3
votes

I have an Azure Storage container which contains a mix of files (pdf, doc, docx, jpg, png, ...) stored as blobs.

I'm trying to use the Azure Search blob indexer to index the meta data for all files (including images), and where possible, extract the content for full text searching (obviously images don't have any extractable text content). The idea behind wanting to extract image metadata is that I want an entry in the search index for an image because I have additional data in DocumentDB that I want to manually merge in to the search index using a WebJob.

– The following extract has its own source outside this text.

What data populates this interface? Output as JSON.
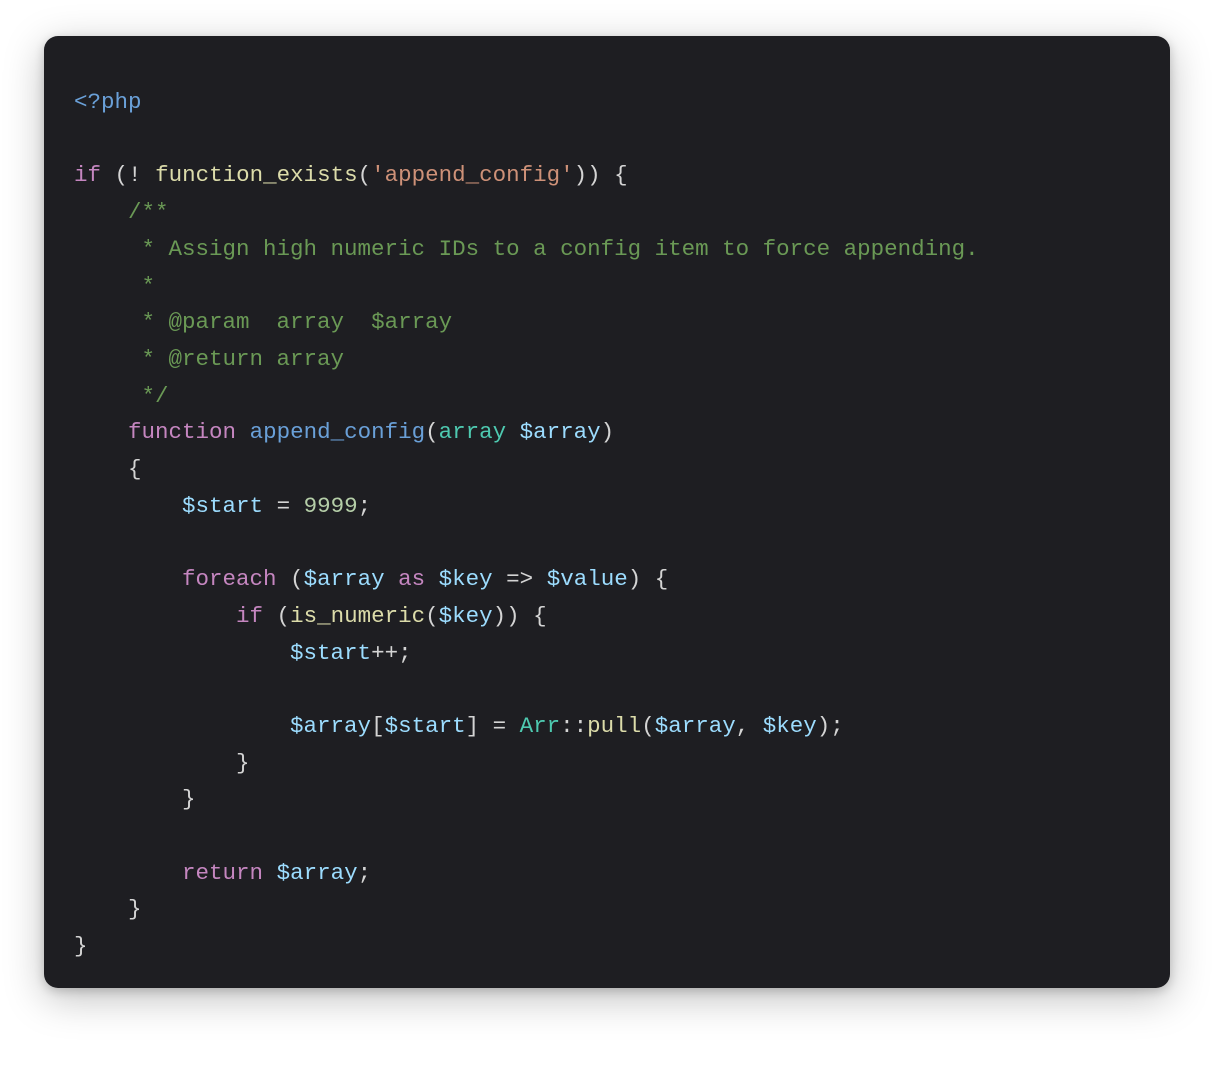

Using the Azure Portal I have added the data source, index and indexer, however, when the indexer runs, it's failing with the following error:

Document 'https://xxx.blob.core.windows.net/xxx/xxxxxxxx-xxxx-xxxx-xxxx-xxxxxxxxxxxx-v1' has unsupported content type 'image/jpeg'

Reading the documentation on https://azure.microsoft.com/en-us/documentation/articles/search-howto-indexing-azure-blob-storage/#using-custom-metadata-to-control-document-extraction it mentions that if I add metadata to the blob with a key of "AzureSearch_SkipContent" and a value of "true" then it should not attempt to try extracting content.

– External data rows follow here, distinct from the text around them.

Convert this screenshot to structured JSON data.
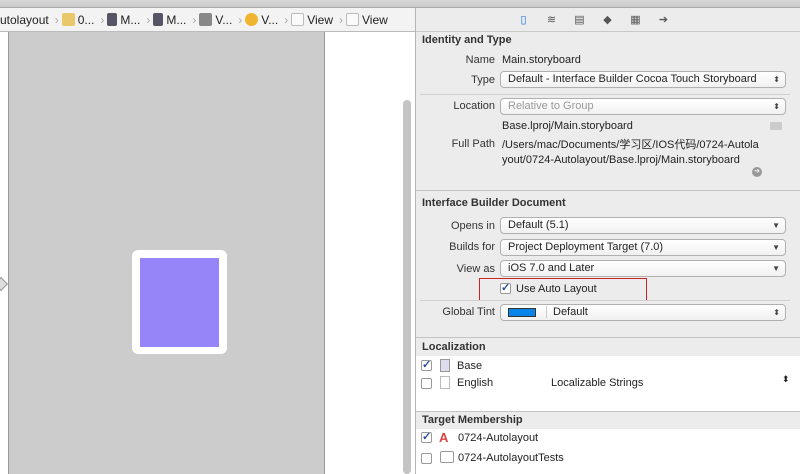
{
  "breadcrumb": [
    "utolayout",
    "0...",
    "M...",
    "M...",
    "V...",
    "V...",
    "View",
    "View"
  ],
  "inspector": {
    "tabs": [
      "file-inspector",
      "quick-help",
      "identity",
      "attributes",
      "size",
      "connections"
    ],
    "identity": {
      "title": "Identity and Type",
      "name_label": "Name",
      "name": "Main.storyboard",
      "type_label": "Type",
      "type": "Default - Interface Builder Cocoa Touch Storyboard",
      "location_label": "Location",
      "location": "Relative to Group",
      "relative_path": "Base.lproj/Main.storyboard",
      "full_path_label": "Full Path",
      "full_path": "/Users/mac/Documents/学习区/IOS代码/0724-Autolayout/0724-Autolayout/Base.lproj/Main.storyboard"
    },
    "ibdoc": {
      "title": "Interface Builder Document",
      "opens_in_label": "Opens in",
      "opens_in": "Default (5.1)",
      "builds_for_label": "Builds for",
      "builds_for": "Project Deployment Target (7.0)",
      "view_as_label": "View as",
      "view_as": "iOS 7.0 and Later",
      "auto_layout": "Use Auto Layout",
      "auto_layout_checked": true,
      "tint_label": "Global Tint",
      "tint": "Default",
      "tint_color": "#0a84e8"
    },
    "localization": {
      "title": "Localization",
      "items": [
        {
          "name": "Base",
          "checked": true,
          "type": ""
        },
        {
          "name": "English",
          "checked": false,
          "type": "Localizable Strings"
        }
      ]
    },
    "target": {
      "title": "Target Membership",
      "items": [
        {
          "name": "0724-Autolayout",
          "checked": true
        },
        {
          "name": "0724-AutolayoutTests",
          "checked": false
        }
      ]
    }
  },
  "colors": {
    "view_fill": "#9684f9",
    "highlight": "#cc2222"
  }
}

After adding the "AzureSearch_SkipContent" metadata to all content types not listed in the table on https://azure.microsoft.com/en-us/documentation/articles/search-howto-indexing-azure-blob-storage/#content-type-specific-metadata-properties , the indexer is still failing with the error above.

If I add "AzureSearch_Skip" metadata set to "true" then the indexer does skip the image blob, but then I don't have anything in the index for it - which is not what I want.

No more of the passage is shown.